Only now are the people in Bonnie Neely's life remembering the statements she casually made and are reworking them as possible clues.

She once suggested her mother was manic-depressive -- but offered no more, Ralph Neely said. In the dozen years the Neelys lived in the Altoona area, he remembers Sloan, who now lives in New Brighton, coming to visit just once and recalls visiting her "just two or three times."

"She said that her mother was crazy, that she'd done crazy stuff, and that she didn't want much contact with her," said Kelley. "But she didn't really say more about it."

And sometimes, when they'd seen a television program depicting child abuse, Bonnie Neely would simply offer, "That sort of reminds me of my childhood," her husband said. But she wouldn't be prodded into saying more.

A year after Ralph and Bonnie Neely met -- and a day after she graduated from Penn-Trafford High School, they were married. They started out in Avalon in Allegheny County, then moved to Altoona and his job driving a truck.

Their home is a lean, two-story, aluminum-sided house in a neighborhood squeezed between a vacant hillside and a truck depot. There is clutter, a dog and four cats -- strays, like the cat with a broken leg that Bonnie Neely found in the back yard.

The focus was largely on Ralph Neely III, the autistic 8-year-old, unable to talk, demanding his mother's close supervision.
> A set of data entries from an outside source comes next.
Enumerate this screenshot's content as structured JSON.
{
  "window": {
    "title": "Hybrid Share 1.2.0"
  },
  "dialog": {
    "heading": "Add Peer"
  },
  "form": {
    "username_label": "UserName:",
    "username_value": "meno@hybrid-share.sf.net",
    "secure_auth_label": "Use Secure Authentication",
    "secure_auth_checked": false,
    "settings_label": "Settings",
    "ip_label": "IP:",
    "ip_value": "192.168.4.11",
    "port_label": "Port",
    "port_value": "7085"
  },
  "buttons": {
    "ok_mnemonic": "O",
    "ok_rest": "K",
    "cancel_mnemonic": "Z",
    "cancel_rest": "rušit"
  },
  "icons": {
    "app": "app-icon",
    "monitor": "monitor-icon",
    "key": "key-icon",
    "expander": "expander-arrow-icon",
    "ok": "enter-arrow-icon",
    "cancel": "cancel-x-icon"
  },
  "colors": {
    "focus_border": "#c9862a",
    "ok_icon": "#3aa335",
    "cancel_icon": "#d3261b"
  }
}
"I'd probably describe us both as pretty dull," Ralph Neely said.

But for now, dullness is replaced with bewilderment. Ralph Neely has sent his children to live with his parents. He is easing back into his truck-driving job. And he is almost resigned to the idea that his wife's fate is out of his hands.

On Sunday, he was allowed one of his twice-a-week visits at the Westmoreland County Jail.

"She seems, considering everything going on, in decent spirits," he said. "We talked. We weren't crying constantly. Just on and off."